The CMS also lifted the “coverage with evidence development,” or CED, requirement in effect since Medicare started paying for the tests in 2005. The rule meant Medicare would cover FDG PET scans post-treatment only if providers supplied data and tracked outcomes in the National Oncologic PET Registry.
An analysis from consulting firm Avalere Health showed that 97% of public comments—or 195 out of 201 filed—explicitly opposed the CMS’ proposal to limit scans. Of those commenters, 170 were from individual providers. America’s Health Insurance Plans endorsed the coverage restrictions.

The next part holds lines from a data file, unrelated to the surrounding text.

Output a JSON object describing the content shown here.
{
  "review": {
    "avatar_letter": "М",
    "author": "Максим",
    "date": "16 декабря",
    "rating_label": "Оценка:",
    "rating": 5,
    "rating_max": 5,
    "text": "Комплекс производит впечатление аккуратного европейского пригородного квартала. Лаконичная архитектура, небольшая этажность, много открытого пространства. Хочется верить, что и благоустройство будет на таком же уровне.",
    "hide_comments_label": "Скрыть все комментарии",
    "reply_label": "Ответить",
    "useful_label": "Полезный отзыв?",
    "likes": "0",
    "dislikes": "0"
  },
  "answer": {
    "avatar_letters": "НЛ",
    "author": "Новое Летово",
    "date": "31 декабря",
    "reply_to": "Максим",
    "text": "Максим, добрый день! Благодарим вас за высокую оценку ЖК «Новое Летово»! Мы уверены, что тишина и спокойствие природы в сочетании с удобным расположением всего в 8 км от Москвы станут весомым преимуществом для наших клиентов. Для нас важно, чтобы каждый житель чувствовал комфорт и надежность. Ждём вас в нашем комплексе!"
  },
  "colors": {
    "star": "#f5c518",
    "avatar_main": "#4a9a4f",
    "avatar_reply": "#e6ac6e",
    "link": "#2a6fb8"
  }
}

“This is a win for a lot of the commenters because it’s better to have the assurance at the national level that more than one is covered rather than leave it at the hands of local contractors,” Jenny Gaffney, a senior manager at Avalere, told Modern Healthcare. “This provides assurance that if a patient needs a second or third scan, then they will” be covered, she continued. Gaffney added that the decision to lift the CED requirement is a big win, too, because the CMS acknowledged that after eight years, enough data had been collected to show that these scans were necessary.
“There is hope for other technologies that find themselves in similar situations where their coverage has been confined to CED,” Gaffney said, adding that if evidence collected is robust, then the CMS might reconsider their CED requirements.